De nos jours, c’est un ancien communiste, Giorgio Napolitano, leader de la fraction la plus à droite du PCI après la mort de Giorgio Amendola, qui est assis au palais présidentiel. Avant son élection, la première loi d’immunité avait été rejetée par la Cour constitutionnelle. Mais, dans le sillage de la mode inaugurée par le Traité de Lisbonne, la même loi a été à nouveau approuvée par la majorité parlementaire de Berlusconi. La direction de la délégation postcommuniste au Sénat, loin de s’y opposer, n’a posé aucune objection de principe, à part peut-être qu’elle devrait s’appliquer au cours de la législature suivante. Mais Napolitano n’avait pas de temps à perdre, et apposa sa signature en vue de son application immédiate. Une nouvelle fois, les seules voix qui s’élevèrent pour dénoncer cette ignominie étaient libérales ou apolitiques. Sartori et une poignée de libres penseurs réprouvèrent immédiatement dans la presse, non seulement la soumission du Parti démocrate mais également celle de Rifondazione comunista. Ainsi est la gauche invertébrée de l’Italie d’aujourd’hui.
Des forces historiques puissantes – la fin de l’expérience soviétique ; la contraction ou la désintégration de la classe ouvrière traditionnelle ; l’affaiblissement de l’Etat providence ; l’expansion de la blogosphère ; le déclin des partis – ont pesé durement sur la gauche partout en Europe, ne laissant aucun parti intact. La chute du Parti communiste italien fait, dans ce sens, partie d’une histoire bien plus large. Cependant, nulle part ailleurs, un tel héritage n’a été si complètement dilapidé. Le parti défait par De Gasperi et Andreotti, qui a échoué dans l’épuration du fascisme et dans sa tentative de diviser la DC, a toujours été une force en expansion d’une remarquable vitalité, qu’elle qu’ait été son innocence stratégique. Ses héritiers se sont compromis avec Berlusconi, sans l’ombre d’une excuse, sachant exactement qui il était et ce qu’ils faisaient. Une vaste littérature existe aujourd’hui sur Berlusconi, tant à l’intérieur qu’à l’extérieur de la Péninsule, y compris trois grandes études en anglais.
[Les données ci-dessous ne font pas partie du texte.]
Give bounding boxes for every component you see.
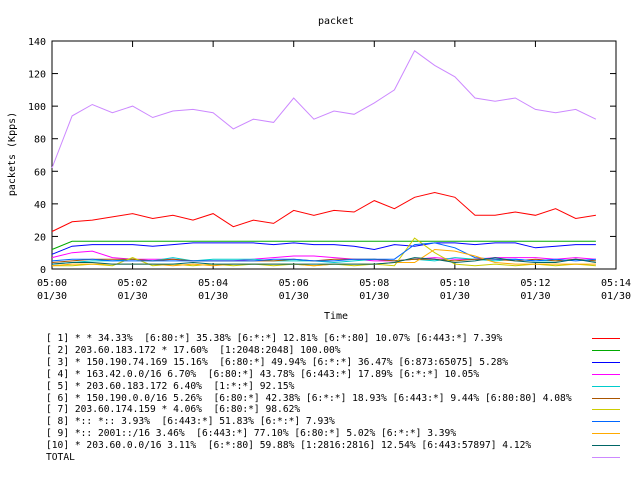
y-tick-label: 80 [34, 135, 46, 146]
x-axis-label: Time [324, 311, 348, 322]
x-tick-label: 05:14 [601, 278, 631, 289]
series-line-1 [51, 191, 596, 232]
x-tick-date-label: 01/30 [118, 291, 148, 302]
x-tick-date-label: 01/30 [279, 291, 309, 302]
y-tick-label: 40 [34, 200, 46, 211]
y-tick-label: 140 [28, 37, 46, 48]
y-tick-label: 60 [34, 167, 46, 178]
y-tick-label: 0 [40, 265, 46, 276]
plot-frame [51, 40, 617, 270]
x-tick-label: 05:08 [359, 278, 389, 289]
x-tick-label: 05:00 [37, 278, 67, 289]
x-tick-date-label: 01/30 [37, 291, 67, 302]
chart-title: packet [318, 16, 354, 27]
x-tick-date-label: 01/30 [520, 291, 550, 302]
x-tick-label: 05:12 [520, 278, 550, 289]
y-tick-label: 120 [28, 70, 46, 81]
x-tick-date-label: 01/30 [198, 291, 228, 302]
y-axis-label: packets (Kpps) [7, 112, 18, 196]
x-tick-date-label: 01/30 [601, 291, 631, 302]
series-line-11 [51, 50, 597, 169]
series-line-3 [51, 242, 596, 255]
y-tick-label: 20 [34, 232, 46, 243]
chart-canvas: packet packets (Kpps) Time 0 20 40 60 80 100 1… [7, 16, 631, 322]
x-tick-date-label: 01/30 [440, 291, 470, 302]
x-tick-label: 05:02 [118, 278, 148, 289]
plot-area: 0 20 40 60 80 100 120 140 05:00 01/30 05:02 01/30 05… [28, 37, 631, 302]
x-tick-label: 05:06 [279, 278, 309, 289]
x-tick-date-label: 01/30 [359, 291, 389, 302]
x-tick-label: 05:04 [198, 278, 228, 289]
x-tick-label: 05:10 [440, 278, 470, 289]
y-tick-label: 100 [28, 102, 46, 113]
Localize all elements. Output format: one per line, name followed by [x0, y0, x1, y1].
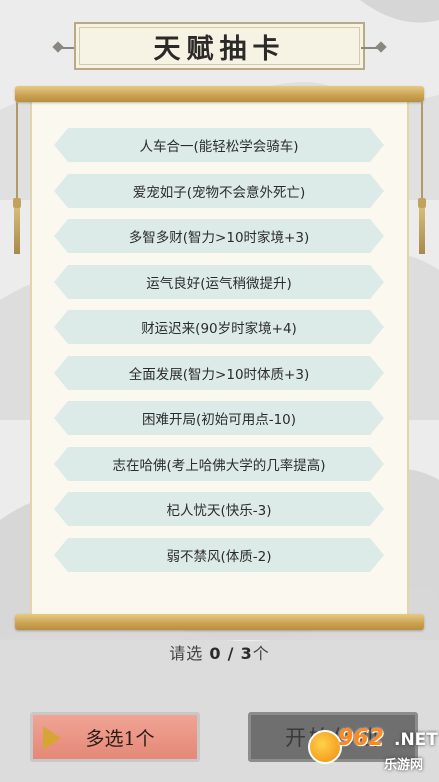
- talent-list: 人车合一(能轻松学会骑车) 爱宠如子(宠物不会意外死亡) 多智多财(智力>10时家境…: [54, 128, 384, 583]
- talent-option[interactable]: 人车合一(能轻松学会骑车): [54, 128, 384, 162]
- scroll-rod-bottom: [15, 614, 424, 630]
- talent-option-label: 人车合一(能轻松学会骑车): [139, 139, 299, 155]
- talent-option-label: 弱不禁风(体质-2): [166, 548, 272, 565]
- counter-suffix: 个: [252, 644, 270, 663]
- title-ornament-right: [375, 41, 387, 53]
- talent-option[interactable]: 多智多财(智力>10时家境+3): [54, 219, 384, 253]
- counter-separator: /: [227, 644, 235, 663]
- multi-select-label: 多选1个: [85, 727, 155, 750]
- talent-option-label: 困难开局(初始可用点-10): [141, 412, 297, 428]
- talent-option-label: 全面发展(智力>10时体质+3): [128, 366, 310, 383]
- counter-total: 3: [240, 644, 253, 663]
- watermark-net: .NET: [394, 730, 438, 750]
- talent-option[interactable]: 杞人忧天(快乐-3): [54, 492, 384, 526]
- talent-option[interactable]: 运气良好(运气稍微提升): [54, 264, 384, 299]
- talent-option-label: 杞人忧天(快乐-3): [166, 503, 272, 519]
- talent-option[interactable]: 财运迟来(90岁时家境+4): [54, 310, 384, 344]
- talent-option-label: 志在哈佛(考上哈佛大学的几率提高): [112, 457, 326, 474]
- talent-option[interactable]: 全面发展(智力>10时体质+3): [54, 355, 384, 390]
- play-arrow-icon: [43, 726, 61, 750]
- talent-option[interactable]: 志在哈佛(考上哈佛大学的几率提高): [54, 446, 384, 481]
- title-banner: 天赋抽卡: [0, 20, 439, 76]
- scroll-rod-top: [15, 86, 424, 102]
- page-title: 天赋抽卡: [153, 33, 286, 65]
- site-watermark: 962 .NET 乐游网: [308, 726, 438, 778]
- counter-prefix: 请选: [169, 644, 204, 663]
- talent-option[interactable]: 弱不禁风(体质-2): [54, 537, 384, 572]
- title-box: 天赋抽卡: [74, 22, 365, 70]
- talent-option-label: 运气良好(运气稍微提升): [146, 275, 292, 292]
- watermark-logo-icon: [308, 730, 342, 764]
- talent-option-label: 爱宠如子(宠物不会意外死亡): [132, 184, 306, 201]
- talent-option[interactable]: 困难开局(初始可用点-10): [54, 401, 384, 435]
- multi-select-button[interactable]: 多选1个: [30, 712, 200, 762]
- talent-option[interactable]: 爱宠如子(宠物不会意外死亡): [54, 173, 384, 208]
- talent-option-label: 多智多财(智力>10时家境+3): [128, 230, 310, 246]
- watermark-number: 962: [338, 726, 384, 751]
- counter-selected: 0: [209, 644, 222, 663]
- talent-option-label: 财运迟来(90岁时家境+4): [141, 321, 297, 337]
- watermark-site: 乐游网: [384, 758, 424, 773]
- selection-counter: 请选 0 / 3个: [0, 640, 439, 664]
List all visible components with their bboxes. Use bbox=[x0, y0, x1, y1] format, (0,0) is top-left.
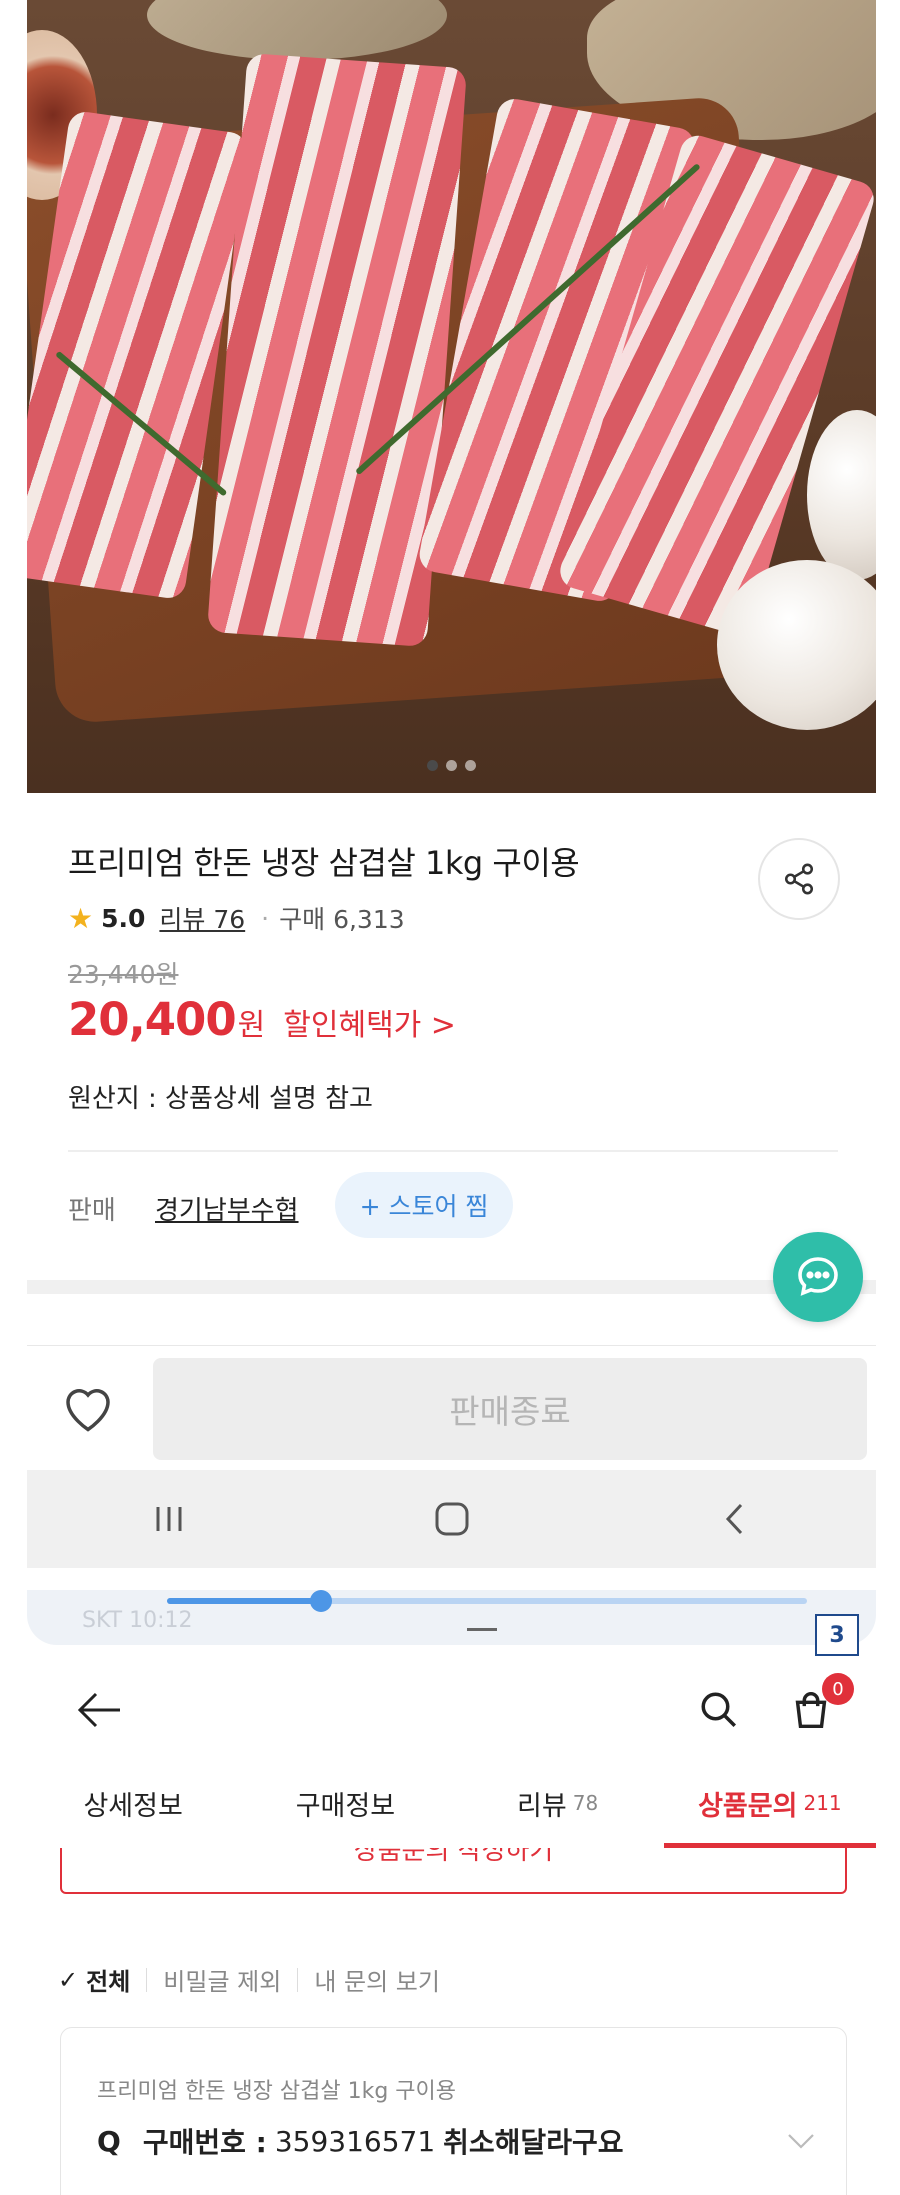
question-text: 취소해달라구요 bbox=[443, 2126, 624, 2159]
star-icon: ★ bbox=[68, 901, 94, 935]
share-icon bbox=[784, 863, 814, 895]
order-number-label: 구매번호 : bbox=[142, 2126, 267, 2159]
tab-purchase-info[interactable]: 구매정보 bbox=[239, 1758, 451, 1848]
question-title: Q 구매번호 : 359316571 취소해달라구요 bbox=[97, 2121, 623, 2161]
question-product-name: 프리미엄 한돈 냉장 삼겹살 1kg 구이용 bbox=[97, 2079, 457, 2104]
home-icon bbox=[435, 1502, 468, 1536]
store-follow-button[interactable]: + 스토어 찜 bbox=[335, 1172, 513, 1238]
purchase-count: 구매 6,313 bbox=[279, 905, 405, 934]
arrow-left-icon bbox=[77, 1692, 120, 1728]
chat-icon bbox=[798, 1257, 838, 1296]
tab-count: 211 bbox=[803, 1791, 842, 1815]
status-text: SKT 10:12 bbox=[82, 1608, 193, 1633]
section-divider bbox=[27, 1280, 876, 1294]
check-icon: ✓ bbox=[58, 1965, 79, 1994]
status-bar: SKT 10:12 bbox=[27, 1590, 876, 1645]
write-question-button[interactable]: 상품문의 작성하기 bbox=[60, 1848, 847, 1894]
drag-handle[interactable] bbox=[467, 1628, 497, 1631]
expand-chevron-icon[interactable] bbox=[786, 2126, 816, 2156]
product-screen: 프리미엄 한돈 냉장 삼겹살 1kg 구이용 ★ 5.0 리뷰 76 · 구매 … bbox=[0, 0, 900, 1590]
product-title: 프리미엄 한돈 냉장 삼겹살 1kg 구이용 bbox=[68, 844, 580, 882]
qa-filter-bar: ✓ 전체 비밀글 제외 내 문의 보기 bbox=[58, 1962, 440, 1997]
back-button[interactable] bbox=[72, 1683, 126, 1737]
filter-exclude-secret[interactable]: 비밀글 제외 bbox=[163, 1962, 281, 1997]
playback-progress[interactable] bbox=[167, 1590, 807, 1612]
garlic-bulb bbox=[807, 410, 876, 580]
annotation-badge: 3 bbox=[815, 1614, 859, 1656]
divider bbox=[68, 1150, 838, 1152]
original-price: 23,440원 bbox=[68, 960, 179, 989]
sold-out-button[interactable]: 판매종료 bbox=[153, 1358, 867, 1460]
share-button[interactable] bbox=[758, 838, 840, 920]
filter-my-questions[interactable]: 내 문의 보기 bbox=[314, 1962, 440, 1997]
back-nav-button[interactable] bbox=[690, 1489, 780, 1549]
tab-reviews[interactable]: 리뷰 78 bbox=[452, 1758, 664, 1848]
price-row: 20,400 원 할인혜택가 > bbox=[68, 993, 456, 1046]
carousel-dot bbox=[446, 760, 457, 771]
rating-row: ★ 5.0 리뷰 76 · 구매 6,313 bbox=[68, 900, 405, 936]
cart-count-badge: 0 bbox=[822, 1673, 854, 1705]
heart-icon bbox=[66, 1389, 110, 1432]
android-navigation-bar bbox=[27, 1470, 876, 1568]
app-header: 0 bbox=[27, 1665, 876, 1755]
seller-link[interactable]: 경기남부수협 bbox=[155, 1190, 299, 1227]
detail-tabs: 상세정보 구매정보 리뷰 78 상품문의 211 bbox=[27, 1758, 877, 1848]
carousel-dot bbox=[465, 760, 476, 771]
origin-info: 원산지 : 상품상세 설명 참고 bbox=[68, 1084, 373, 1114]
question-card[interactable]: 프리미엄 한돈 냉장 삼겹살 1kg 구이용 Q 구매번호 : 35931657… bbox=[60, 2027, 847, 2195]
carousel-indicator bbox=[27, 760, 876, 771]
wishlist-button[interactable] bbox=[57, 1376, 119, 1438]
seller-label: 판매 bbox=[68, 1196, 116, 1226]
question-mark-label: Q bbox=[97, 2124, 121, 2158]
search-button[interactable] bbox=[692, 1683, 746, 1737]
tab-detail-info[interactable]: 상세정보 bbox=[27, 1758, 239, 1848]
carousel-dot bbox=[427, 760, 438, 771]
purchase-bar: 판매종료 bbox=[27, 1345, 876, 1470]
qa-screen: SKT 10:12 3 0 상세정보 구매정보 리뷰 78 상품문의 211 상품문… bbox=[0, 1590, 900, 2195]
search-icon bbox=[701, 1692, 736, 1727]
sale-price: 20,400 bbox=[68, 993, 237, 1046]
recent-apps-icon bbox=[156, 1507, 181, 1531]
back-chevron-icon bbox=[725, 1503, 742, 1535]
garlic-bulb bbox=[717, 560, 876, 730]
chat-button[interactable] bbox=[773, 1232, 863, 1322]
product-image-carousel[interactable] bbox=[27, 0, 876, 793]
recent-apps-button[interactable] bbox=[124, 1489, 214, 1549]
review-link[interactable]: 리뷰 76 bbox=[159, 900, 245, 936]
filter-all[interactable]: 전체 bbox=[86, 1962, 130, 1997]
order-number: 359316571 bbox=[274, 2124, 436, 2158]
home-button[interactable] bbox=[407, 1489, 497, 1549]
discount-link[interactable]: 할인혜택가 > bbox=[283, 1000, 456, 1044]
currency-unit: 원 bbox=[237, 1008, 266, 1043]
write-question-label: 상품문의 작성하기 bbox=[353, 1848, 554, 1866]
tab-count: 78 bbox=[572, 1791, 599, 1815]
tab-product-qa[interactable]: 상품문의 211 bbox=[663, 1758, 877, 1848]
rating-value: 5.0 bbox=[101, 903, 146, 933]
Mais il est frappant de constater que beaucoup de ces analyses deviennent vagues lorsqu’elles touchent à l’aide effective que le centre gauche lui a apportée tant pour nettoyer son ardoise que pour renforcer sa puissance. La complicité des Présidents de la République pour le mettre, ainsi qu’eux-mêmes, au-dessus de la loi, ne constitue pas une anomalie, mais fait partie d’un modèle cohérent qui a vu les héritiers du communisme italien lui permettre de maintenir et d’augmenter son empire, en défiant ce qui était par le passé la loi. Ils n’ont pas levé le petit doigt pour gérer ses conflits d’intérêts ; ils ont libéré de prison son bras droit, et non une poignée de millionnaires criminels ; et ils ont cherché de manière répétée à faire des affaires électorales avec lui aux dépens de tout principe démocratique. A la fin de ce processus, la gauche italienne a non seulement les mains vides comme ses prédécesseurs, mais également l’esprit et la conscience.